Friday, October 7, 2016

Quotes of the Week

Enlightened insights taken from the past week’s reading:

“As you may know, Texas’ relationship to the federal government is contractual, and a contract is only as good as the honor of the parties involved. If you were in a marriage where your spouse continually abused you and cheated on you, all while spending the money you had laid aside for your children, it is doubtful that a reasonable person would say to you, ‘Too bad! You have to stay married!’ Certainly the founders didn’t believe this, and the 10th amendment of the Constitution reserves all power not given the federal government for States, including the power the leave the union.”
Ryan Thorson

“Who, we ask, has the right to rule what ideas pass through your mind? Taken further, who has the right to regulate how you use your mind? The proper answer is nobody. Not the DEA. Not Congress. Not anyone. 
Cognitive liberty, we find, is the cornerstone of individual liberty. Because if you’re not free to think for yourself or alter your consciousness on your own terms, how free are you actually? If you do not have autonomy over your own brain chemistry, how can you claim to have any autonomy at all?”
Chris Campbell

“I trust the businessman only when he’s out to make money – because then he’s going to want to do things my way. When he’s out to do me good, he is going to do it his way.”
Dwight Lee

“Where will we be led by the illusion that impels us to believe that the state is a person who has an inexhaustible fortune independent of ours?”
Frederick Bastiat

“Why does the world look to the most stupid, vile, arrogant, corrupt and murderous government on the planet for leadership?
War is the only destination to which Washington can lead.”
Paul Craig Roberts

"While no president is anywhere near as decent as his supporters want you to believe, neither is any president as bad as his opposition claims.

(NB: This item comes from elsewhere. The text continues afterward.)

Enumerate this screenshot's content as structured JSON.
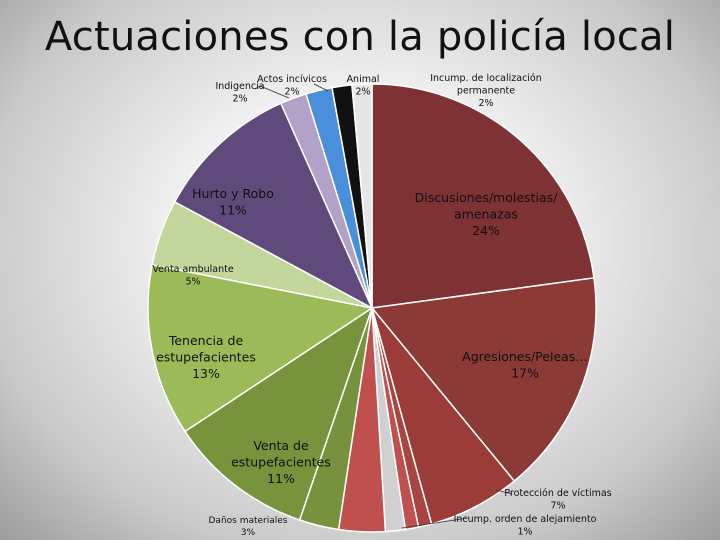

Presidents are simply the gunk that floats to the top of the political soup, to be scooped up and held aloft as someone more noble than the rest of humanity.”
Kent McManigal

“Usually, the greater good is based on entirely arbitrary determinations rather than any inherent moral code, making it vaporous and easily changeable.  A ‘greater good’ without principles based in inherent conscience or natural law can be shifted on a whim to suit any evil imaginable.”
Brandon Smith

"The political process (voting) is not a function of government or functional to government. The political process is a façade of government that satisfies the quest for political choices. It is an illusion unrelated to reality and political participation by the people. It is, however, the perfect system for keeping the people focused on empty nonsense year after year. People totally misunderstand the nature of government. Otherwise they would know that there is no such thing as political choices or political freedom."
Bob Livingston

"Are Hillary Clinton, Barack Obama, Mitt Romney, and Donald Trump more fit national leaders than Washington, Adams, Jefferson, and Madison, our first four presidents who we are reminded were elected by a suffrage restricted to white male property holders? Is there any reason to think that by expanding our suffrage we have improved the quality of our leadership? Yes, we have become more egalitarian since the American Founding and some might argue, more just, but our march toward democratic equality looks grimmer and grimmer each passing day."       
Paul Gottfried

“I used to joke that there was nothing wrong with Washington that 10 megatons on the capital couldn’t cure. But I don’t say that anymore. Partially because it’s too dangerous, but mainly because it’s now untrue. What’s now needed is 10 megatons on the capital, and four more bursts in a quadrant 10 miles out.”